Certains pensent que la politique française vise à imposer pour des motifs idéologiques la langue française comme langue unique de la République (« je ne veux voir qu'une seule tête, n'entendre qu'une seule langue »). Pour illustrer la vigueur de cette politique, ils s'appuient sur une phrase qui aurait été longtemps affichée dans certaines écoles primaires: « Il est interdit de cracher par terre et de parler breton », phrase qui juxtapose deux interdictions de nature différente, illustrant bien la nature des moyens employés pour parvenir à réaliser un linguicide en Bretagne.
L'exemple est-il bien choisi?

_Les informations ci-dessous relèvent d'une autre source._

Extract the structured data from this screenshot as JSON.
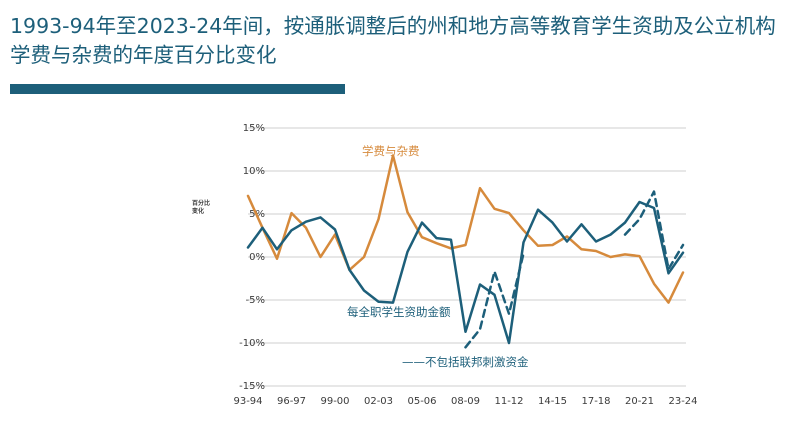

À ce jour, personne ne peut attester l'existence de cette affiche. Fañch Broudic qui a mené une étude sur le sujet conclut à une extrapolation :
« Autant le principe édicté en 1897 par l'Inspecteur d'Académie du Finistère, Dosimont, selon lequel pas un mot de breton ne devait être prononcé ni en classe ni dans les cours de récréation est couramment référencé, autant il est difficile de retrouver trace de l'interdiction « de cracher par terre et de parler breton »… Sous réserve d'inventaire complémentaire, il faut considérer que la phrase que l'on brandit désormais comme un contre-slogan est, historiquement, une extrapolation. »
Cependant, si cette phrase n'a pas existé telle quelle, elle a bel et bien existé sous forme paraphrasée. Le même auteur cite le « Règlement pour les écoles primaires élémentaires de l'arrondissement de Lorient », adopté et arrêté par le Comité supérieur de l'arrondissement, en 1836 et approuvé par le recteur en 1842, qui stipule : « Art. 21. Il est défendu aux élèves de parler breton, même pendant la récréation et de proférer aucune parole grossière. Aucun livre breton ne devra être admis ni toléré. » S'exprimer en breton et parler « grossièrement » font l'objet de la même prohibition (dans « La pratique du breton de l'Ancien Régime à nos jours », chapitre 17).